For a more established venture capitalist like Chris Sacca, the early Uber bet cemented his reputation as an unparalleled angel investor and helped land him on the cover of Forbes. For others like Walsh, being part of this elite group was more transformational. It paved the way for him to transition from running a “disaster” company to building a venture capital firm of his own.
A little luck and some tweets
Like Walsh, many of the first investors discovered Uber through connections to one of the members of the original triumvirate that ran the company: Graves, Uber’s first employee and CEO; Kalanick, the cofounder who replaced Graves as CEO and built the company into a global force, and Garrett Camp, the serial entrepreneur who cofounded Uber.
“There’s always a degree of luck and future opportunity based on past associations,” said Scott Belsky, an early-stage investor and entrepreneur, who invested in that seed funding round. Belsky had previously collaborated with Camp on business partnerships.
In mid-2010, Camp, then best known for launching a discovery tool called StumbleUpon, shared cryptic, emoticon-filled posts on Twitter about a new service called UberCab. “3 cars on the road tonight in SF…,” he wrote in one tweet on May 29, 2010. “@UberCab is running smoothly :)” A couple weeks later, he wrote: “My first @UberCab pickup from SFO. So awesome :)”
The Twitter activity caught the attention of Rob Hayes, a partner at First Round Capital, a venture firm that had invested in StumbleUpon. On June 15, 2010, Hayes sent a short email to Camp: “I’ll bite.” Within weeks, he was negotiating terms of a deal with Camp and Graves.
“My wife always says the best way for me to get into a deal is to schedule a vacation. I ended up negotiating the term sheet over fourth of July weekend,” Hayes told CNN Business. “I remember finding a spot outside of a lumberyard in Brookings, Oregon, that had decent enough cell coverage.”
Hayes’ firm would ultimately lead the first investment round in UberCab. A few months later, Hayes looked at growth metrics for the service and told Kalanick he “might have a tiger by the tail.” Hayes recalled Kalanick grinned in response, thinking the same thing.
Then the tiger got loose.
Bump in the road
Under Kalanick’s leadership, Uber bulldozed ahead of its rivals through a mix of aggressive fundraising, dirty tricks and a take-no-prisoners attitude toward expansion in the US and abroad. He pushed to expand Uber by investing in self-driving cars, meal deliveries and freight shipping.
But in 2017, Uber was derailed by allegations of sexism and harassment and a damning investigation into its workplace culture. At one point, Kalanick was caught on camera arguing with an Uber driver, forcing him to admit he needed to “fundamentally change as a leader and grow up.”
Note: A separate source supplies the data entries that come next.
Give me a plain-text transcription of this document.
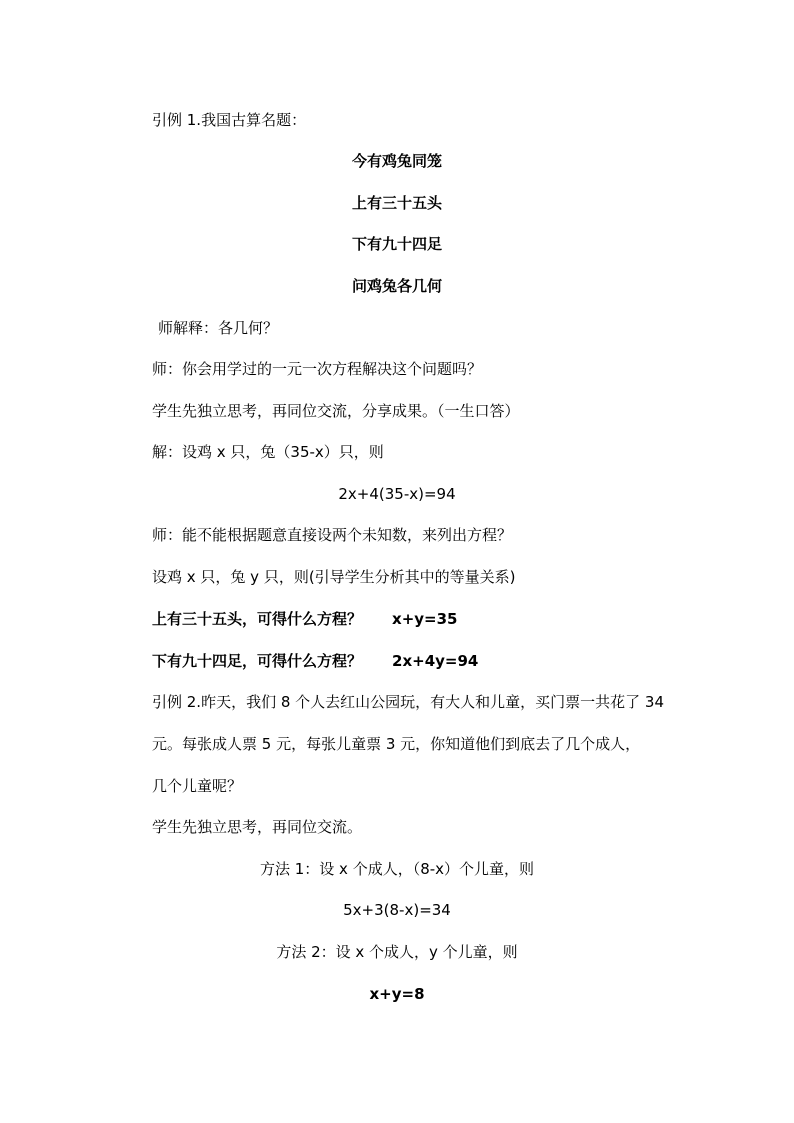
引例 1.我国古算名题：
今有鸡兔同笼
上有三十五头
下有九十四足
问鸡兔各几何
师解释：各几何？
师：你会用学过的一元一次方程解决这个问题吗？
学生先独立思考，再同位交流，分享成果。（一生口答）
解：设鸡 x 只，兔（35-x）只，则
2x+4(35-x)=94
师：能不能根据题意直接设两个未知数，来列出方程？
设鸡 x 只，兔 y 只，则(引导学生分析其中的等量关系)
上有三十五头，可得什么方程？ x+y=35
下有九十四足，可得什么方程？ 2x+4y=94
引例 2.昨天，我们 8 个人去红山公园玩，有大人和儿童，买门票一共花了 34
元。每张成人票 5 元，每张儿童票 3 元，你知道他们到底去了几个成人，
几个儿童呢？
学生先独立思考，再同位交流。
方法 1：设 x 个成人，（8-x）个儿童，则
5x+3(8-x)=34
方法 2：设 x 个成人，y 个儿童，则
x+y=8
The scandals forced some longtime investors to grapple with whether to support the founder who had built Uber into a behemoth or advocate for leadership changes to reform the company culture and safeguard Uber’s future.
A group of investors, including the venture capital firm Benchmark, pressured Kalanick to resign, which he ultimately did in June 2017. Soon after, a different group of the startup’s investors retaliated against Benchmark in a clear sign of divisions among the Uber faithful.
Even now, nearly two years later, some investors are hesitant to talk about that period.
“I don’t think there’s anyone else on the planet who could have built this company [other than Travis],” Walsh said. And yet, one of his firm’s core principles was that “we believe in values as much as valuations.” The scandals “tested that,” he said.
While Walsh continued to believe that “Uber is the bomb,” the scandals nonetheless left him feeling envious of Uber’s chief rival in at least one sense. “I wish it was more the warm fuzzy Lyft kind of story.”